Here is something that surprises a lot of people: different fractions can represent the exact same amount.

Imagine cutting a pizza in half — you get 1/2 of the pizza.

Now imagine cutting that same pizza into 4 slices and taking 2 — you get 2/4 of the pizza.

And if you cut it into 8 slices and take 4 — that is 4/8 of the pizza.

1/2 = 2/4 = 4/8

They look different, but they are the same amount of pizza.
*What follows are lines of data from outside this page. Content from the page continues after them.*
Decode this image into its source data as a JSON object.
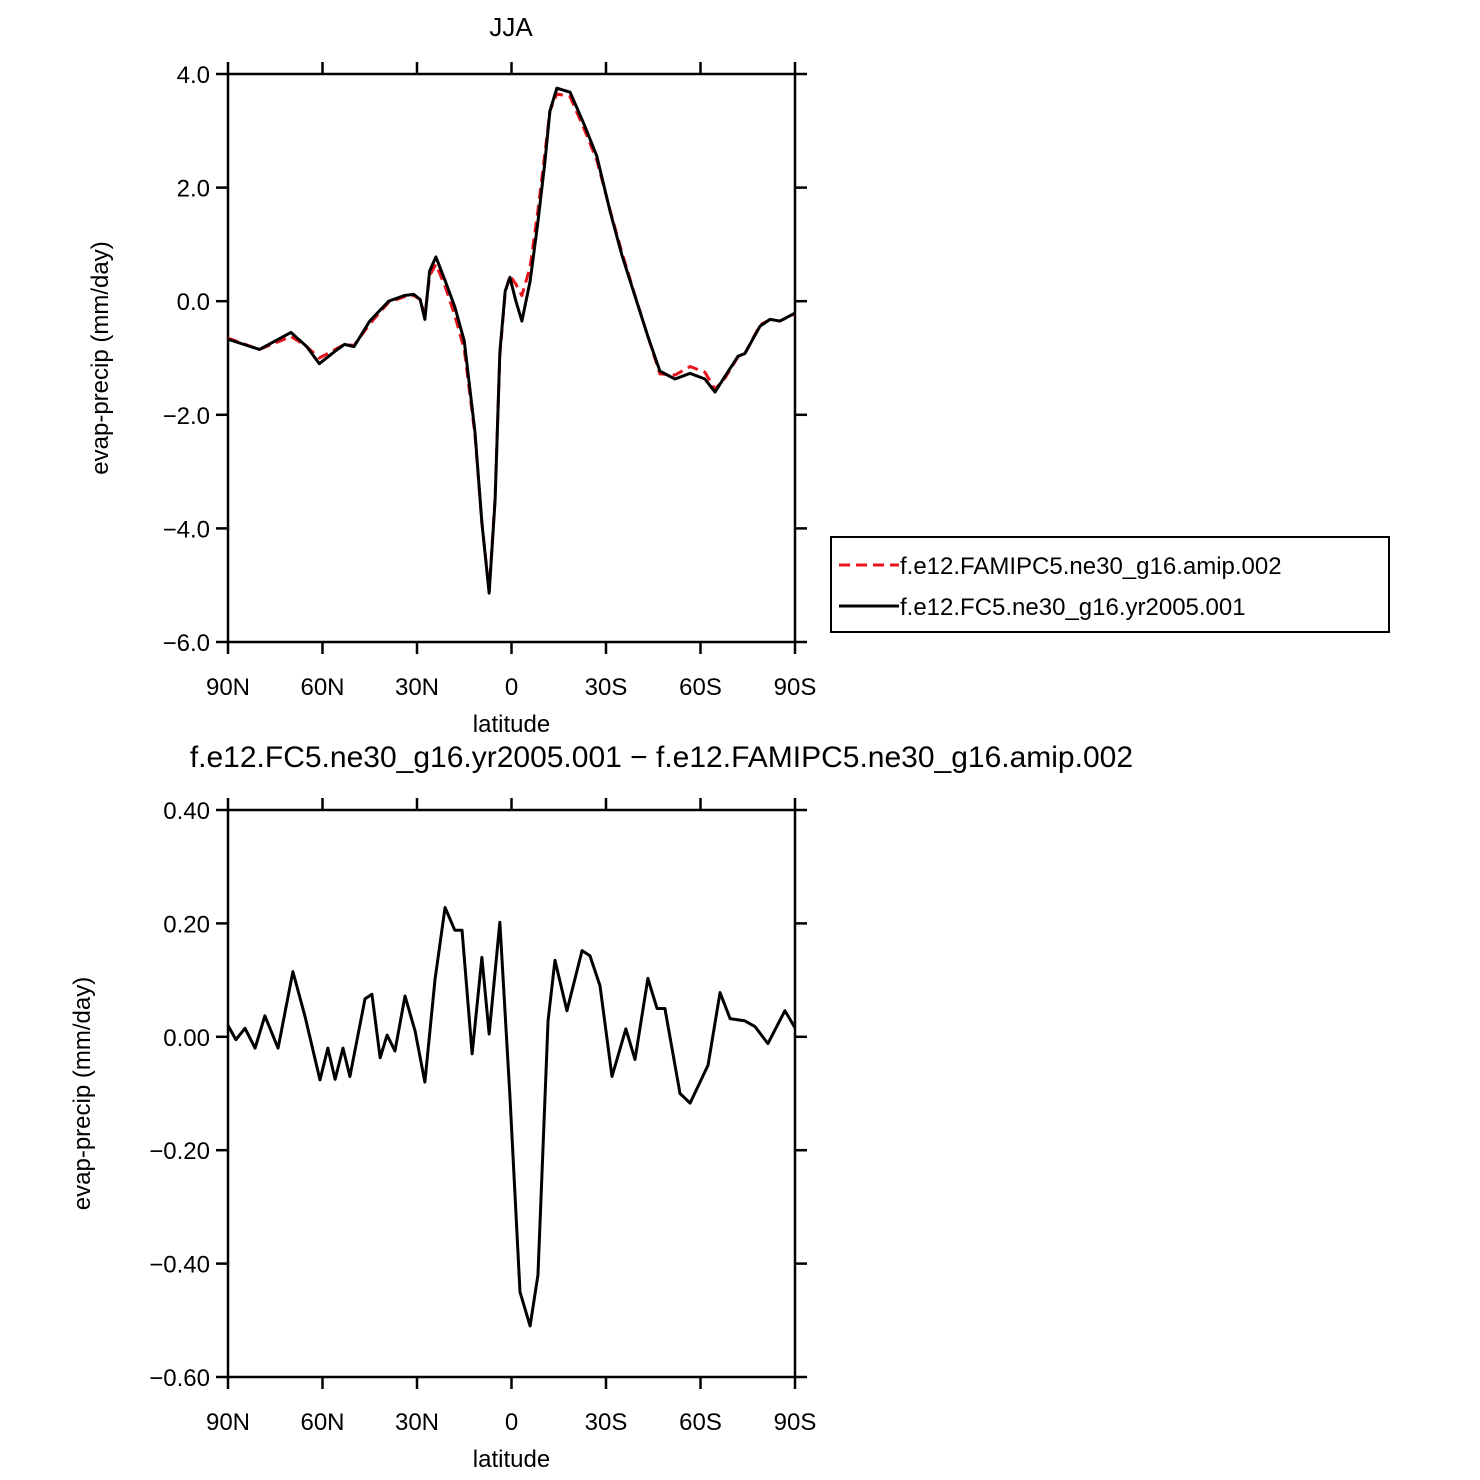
{
  "chart_data": [
    {
      "type": "line",
      "title": "JJA",
      "xlabel": "latitude",
      "ylabel": "evap-precip (mm/day)",
      "x": [
        90,
        80,
        70,
        65,
        61,
        56,
        53,
        50,
        45,
        39,
        34,
        31,
        29,
        27.5,
        26,
        24,
        21,
        18,
        15,
        11.6,
        9.4,
        7.1,
        5.2,
        3.7,
        2,
        0.5,
        -1.4,
        -3.3,
        -5.9,
        -8.4,
        -10.6,
        -12.2,
        -14.4,
        -18.6,
        -23.3,
        -27.1,
        -31.3,
        -35.1,
        -39.2,
        -43.3,
        -47.1,
        -51.9,
        -56.7,
        -61.4,
        -64.6,
        -67.8,
        -71.9,
        -74.1,
        -78.9,
        -82.1,
        -85.2,
        -90
      ],
      "xlim": [
        90,
        -90
      ],
      "xticks": [
        {
          "value": 90,
          "label": "90N"
        },
        {
          "value": 60,
          "label": "60N"
        },
        {
          "value": 30,
          "label": "30N"
        },
        0,
        {
          "value": -30,
          "label": "30S"
        },
        {
          "value": -60,
          "label": "60S"
        },
        {
          "value": -90,
          "label": "90S"
        }
      ],
      "ylim": [
        -6,
        4
      ],
      "yticks": [
        {
          "value": -6,
          "label": "−6.0"
        },
        {
          "value": -4,
          "label": "−4.0"
        },
        {
          "value": -2,
          "label": "−2.0"
        },
        {
          "value": 0,
          "label": "0.0"
        },
        {
          "value": 2,
          "label": "2.0"
        },
        {
          "value": 4,
          "label": "4.0"
        }
      ],
      "legend_position": "right",
      "series": [
        {
          "name": "f.e12.FAMIPC5.ne30_g16.amip.002",
          "color": "#e8141b",
          "linestyle": "dashed",
          "values": [
            -0.65,
            -0.85,
            -0.62,
            -0.8,
            -1.0,
            -0.85,
            -0.76,
            -0.78,
            -0.4,
            -0.02,
            0.08,
            0.1,
            0.03,
            -0.25,
            0.45,
            0.65,
            0.25,
            -0.25,
            -0.85,
            -2.35,
            -3.9,
            -5.1,
            -3.45,
            -0.95,
            0.15,
            0.45,
            0.3,
            0.1,
            0.6,
            1.6,
            2.6,
            3.35,
            3.65,
            3.6,
            3.0,
            2.48,
            1.6,
            0.85,
            0.1,
            -0.62,
            -1.28,
            -1.3,
            -1.15,
            -1.25,
            -1.55,
            -1.35,
            -0.98,
            -0.92,
            -0.42,
            -0.32,
            -0.35,
            -0.22
          ]
        },
        {
          "name": "f.e12.FC5.ne30_g16.yr2005.001",
          "color": "#000000",
          "linestyle": "solid",
          "values": [
            -0.67,
            -0.85,
            -0.55,
            -0.8,
            -1.1,
            -0.88,
            -0.76,
            -0.8,
            -0.35,
            0.0,
            0.1,
            0.12,
            0.03,
            -0.32,
            0.53,
            0.78,
            0.35,
            -0.1,
            -0.7,
            -2.3,
            -3.9,
            -5.14,
            -3.5,
            -0.9,
            0.18,
            0.42,
            0.0,
            -0.35,
            0.35,
            1.4,
            2.45,
            3.35,
            3.75,
            3.68,
            3.08,
            2.55,
            1.58,
            0.8,
            0.09,
            -0.62,
            -1.23,
            -1.37,
            -1.27,
            -1.37,
            -1.6,
            -1.32,
            -0.97,
            -0.92,
            -0.44,
            -0.32,
            -0.35,
            -0.21
          ]
        }
      ]
    },
    {
      "type": "line",
      "title": "f.e12.FC5.ne30_g16.yr2005.001 − f.e12.FAMIPC5.ne30_g16.amip.002",
      "xlabel": "latitude",
      "ylabel": "evap-precip (mm/day)",
      "x": [
        90,
        87.5,
        84.6,
        81.4,
        78.3,
        74.1,
        69.4,
        65.6,
        60.8,
        58.3,
        56,
        53.5,
        51.3,
        46.5,
        44.3,
        41.7,
        39.5,
        37,
        33.8,
        30.6,
        27.5,
        24.3,
        21.1,
        18,
        15.7,
        12.5,
        9.4,
        7.1,
        3.7,
        0.5,
        -2.7,
        -5.9,
        -8.4,
        -11.6,
        -13.8,
        -17.6,
        -22.4,
        -24.9,
        -28.1,
        -31.9,
        -36.3,
        -39.2,
        -43.3,
        -46.2,
        -48.7,
        -53.5,
        -56.7,
        -62.4,
        -66.2,
        -69.4,
        -74.1,
        -77.3,
        -81.4,
        -86.8,
        -90
      ],
      "xlim": [
        90,
        -90
      ],
      "xticks": [
        {
          "value": 90,
          "label": "90N"
        },
        {
          "value": 60,
          "label": "60N"
        },
        {
          "value": 30,
          "label": "30N"
        },
        0,
        {
          "value": -30,
          "label": "30S"
        },
        {
          "value": -60,
          "label": "60S"
        },
        {
          "value": -90,
          "label": "90S"
        }
      ],
      "ylim": [
        -0.6,
        0.4
      ],
      "yticks": [
        {
          "value": -0.6,
          "label": "−0.60"
        },
        {
          "value": -0.4,
          "label": "−0.40"
        },
        {
          "value": -0.2,
          "label": "−0.20"
        },
        {
          "value": 0,
          "label": "0.00"
        },
        {
          "value": 0.2,
          "label": "0.20"
        },
        {
          "value": 0.4,
          "label": "0.40"
        }
      ],
      "series": [
        {
          "color": "#000000",
          "linestyle": "solid",
          "values": [
            0.02,
            -0.005,
            0.015,
            -0.02,
            0.037,
            -0.02,
            0.115,
            0.037,
            -0.076,
            -0.02,
            -0.075,
            -0.02,
            -0.07,
            0.067,
            0.075,
            -0.037,
            0.003,
            -0.025,
            0.072,
            0.01,
            -0.08,
            0.1,
            0.228,
            0.188,
            0.188,
            -0.03,
            0.14,
            0.005,
            0.202,
            -0.105,
            -0.45,
            -0.51,
            -0.42,
            0.028,
            0.135,
            0.046,
            0.152,
            0.143,
            0.09,
            -0.07,
            0.014,
            -0.04,
            0.103,
            0.05,
            0.05,
            -0.1,
            -0.117,
            -0.05,
            0.078,
            0.032,
            0.028,
            0.018,
            -0.012,
            0.046,
            0.016
          ]
        }
      ]
    }
  ]
}
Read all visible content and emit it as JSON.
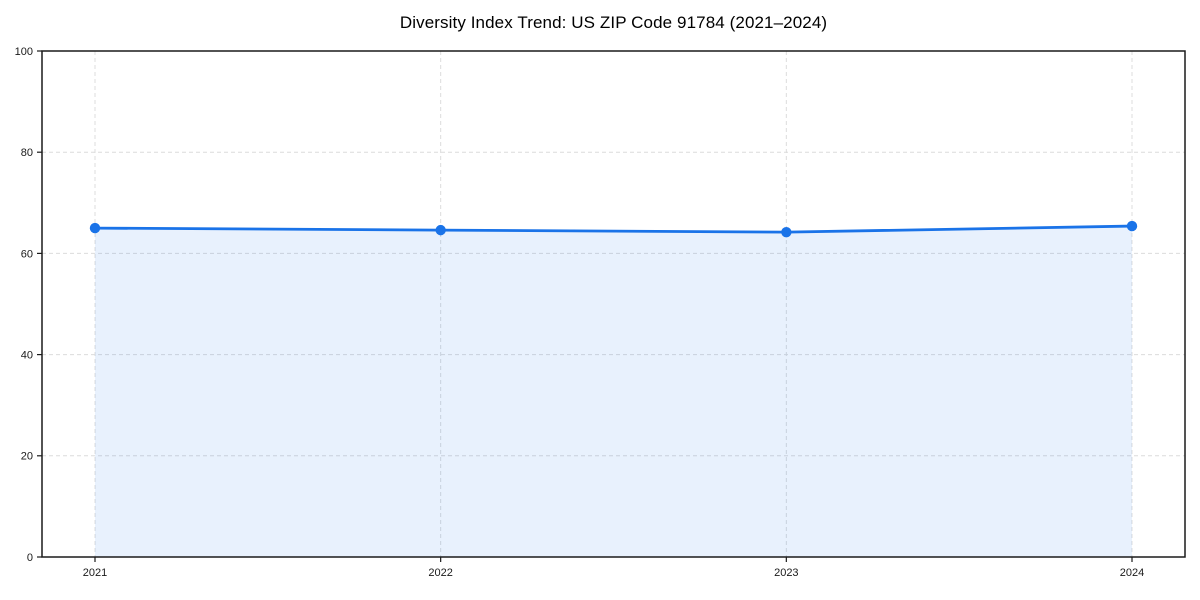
{
  "title": "Diversity Index Trend: US ZIP Code 91784 (2021–2024)",
  "chart_data": {
    "type": "area",
    "title": "Diversity Index Trend: US ZIP Code 91784 (2021–2024)",
    "x": [
      "2021",
      "2022",
      "2023",
      "2024"
    ],
    "values": [
      65.0,
      64.6,
      64.2,
      65.4
    ],
    "xlabel": "",
    "ylabel": "",
    "ylim": [
      0,
      100
    ],
    "yticks": [
      0,
      20,
      40,
      60,
      80,
      100
    ],
    "grid": true,
    "grid_style": "dashed",
    "legend": "none",
    "colors": {
      "line": "#1a73e8",
      "marker": "#1a73e8",
      "fill": "#1a73e8",
      "fill_opacity": 0.1,
      "grid": "#dcdcdc",
      "axis": "#1a1a1a",
      "tick_text": "#1a1a1a",
      "background": "#ffffff"
    }
  }
}
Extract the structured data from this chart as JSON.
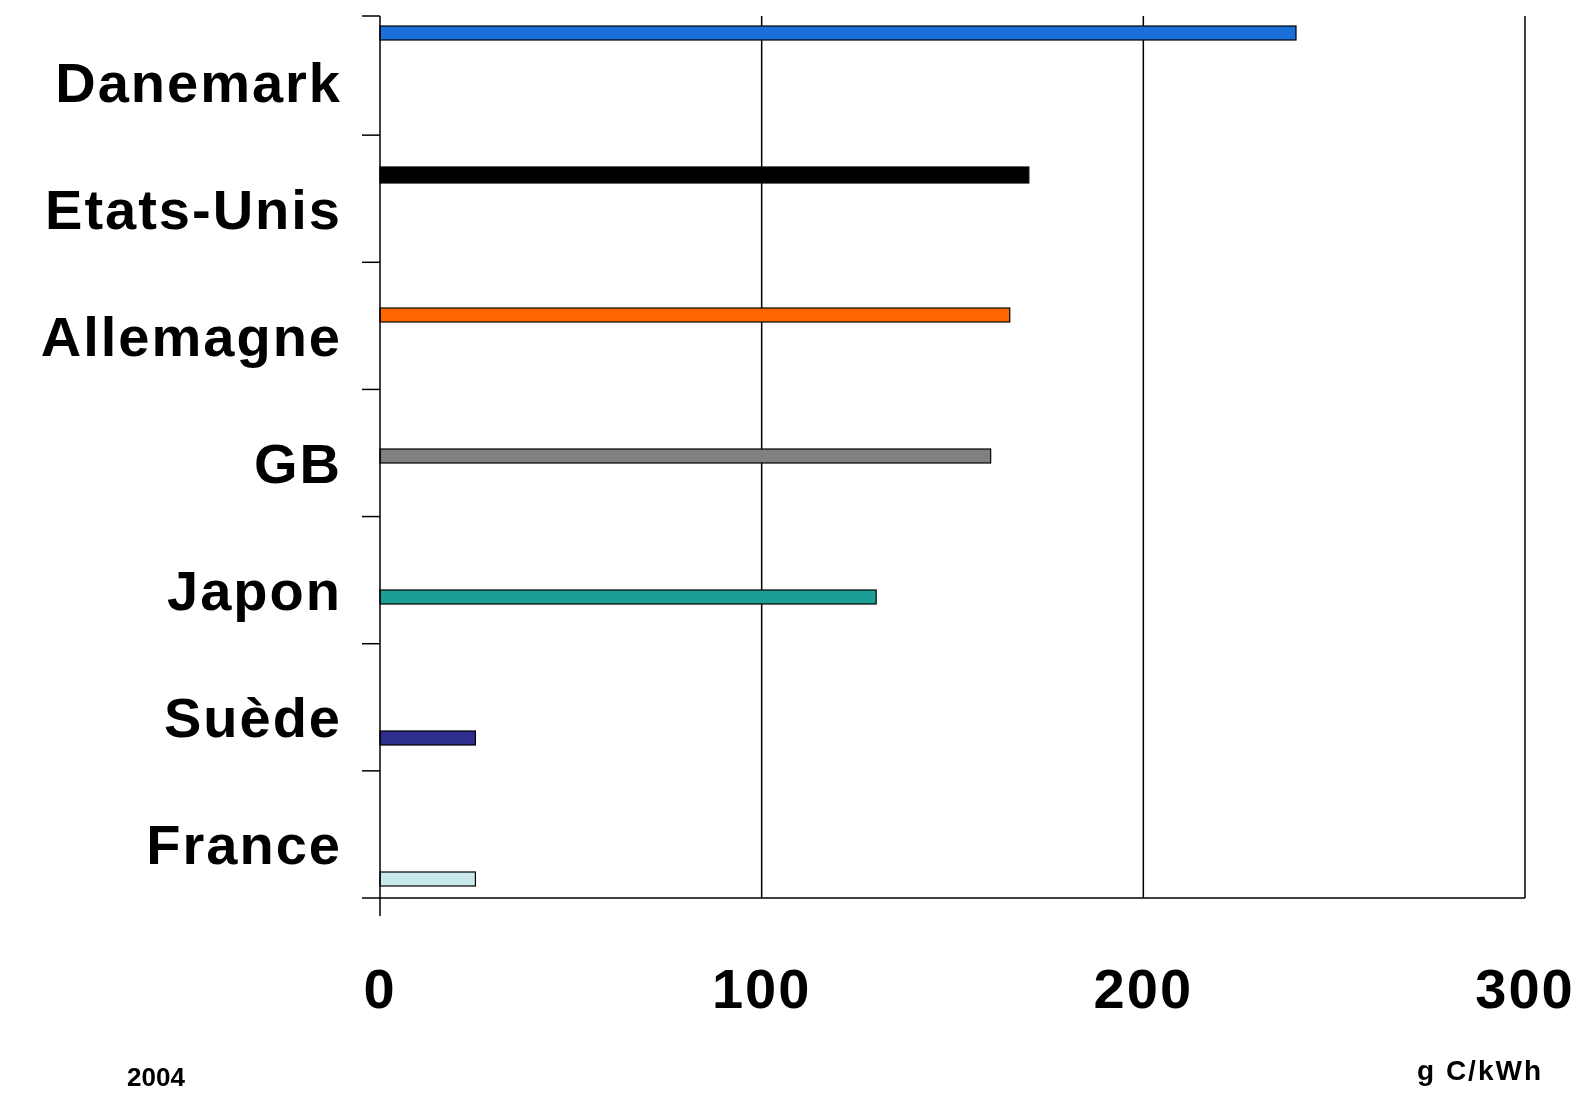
{
  "chart_data": {
    "type": "bar",
    "orientation": "horizontal",
    "categories": [
      "Danemark",
      "Etats-Unis",
      "Allemagne",
      "GB",
      "Japon",
      "Suède",
      "France"
    ],
    "values": [
      240,
      170,
      165,
      160,
      130,
      25,
      25
    ],
    "colors": [
      "#1a6fd8",
      "#000000",
      "#ff6600",
      "#808080",
      "#1a9e96",
      "#2e2e8e",
      "#c8e8ec"
    ],
    "xlim": [
      0,
      300
    ],
    "xticks": [
      0,
      100,
      200,
      300
    ],
    "grid": "x",
    "xlabel": "g C/kWh",
    "annotations": [
      "2004"
    ]
  }
}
These are called equivalent fractions.

The trick: if you multiply (or divide) the numerator AND the denominator by the same number, the value does not change.

- 1/2 × 2/2 = 2/4

- 1/2 × 4/4 = 4/8

- 6/9 ÷ 3/3 = 2/3

Are They Equal?

Your Turn

Look at these two fractions: 2/3 and 4/6.

Same Denominator — Easy

Adding Fractions with the Same Denominator

When two fractions have the same denominator, adding them is simple: just add the numerators.

1/5 + 2/5 = 3/5

Why? Because both fractions are counting the same-size pieces (fifths). One fifth plus two fifths equals three fifths — just like 1 apple plus 2 apples equals 3 apples.

The denominator stays the same. You do NOT add the denominators.

- 1/5 + 2/5 = 3/5 (correct)

- 1/5 + 2/5 = 3/10 (WRONG — a common mistake)

Different Denominators — The Key Step

Adding Fractions with Different Denominators

What about 1/4 + 1/3?

You cannot just add the numerators because the pieces are different sizes — fourths and thirds are not the same thing.

You need a common denominator — a number that both 4 and 3 divide into evenly.

The smallest common denominator for 4 and 3 is 12.

Convert both fractions:

- 1/4 = 3/12 (multiply top and bottom by 3)

- 1/3 = 4/12 (multiply top and bottom by 4)

Now add: 3/12 + 4/12 = 7/12

The key idea: make the pieces the same size first, then add.

Fractions Everywhere

Fractions in the Wild

Fractions are not just a school topic — they show up constantly in real life.

Cooking: A recipe calls for 3/4 cup of flour. You want to double it — that is 3/4 + 3/4 = 6/4 = 1 1/2 cups.

Building: A board is 5/8 of an inch thick. You stack two — that is 10/8 = 1 1/4 inches.

Music: Most popular songs are in 4/4 time — four beats per measure. A waltz is in 3/4 time — three beats per measure. The fraction tells musicians how to count.

Sports: A basketball player makes 7 out of 10 free throws. Their free throw fraction is 7/10, or 70%.

Put It All Together

Challenge Problem

You are ready for this. Use everything you have learned — equivalent fractions, common denominators, and adding fractions.

Here is the problem:

You and two friends are painting a fence. You paint 1/4 of the fence. Your first friend paints 1/3 of the fence. Your second friend paints 1/6 of the fence. What fraction of the fence did the three of you paint together? Is the fence finished?

Take your time. Show each step.

What You Learned

Well Done

Today you covered a lot of ground:

- Numerator and denominator — what the top and bottom numbers mean

- Equivalent fractions — same value, different form

- Adding fractions — find a common denominator first, then add the numerators

- Real-world applications — cooking, building, music, and more

These same fraction skills are the foundation of algebra, physics, chemistry, and engineering. Every time you see a fraction from now on, you will know exactly what it means.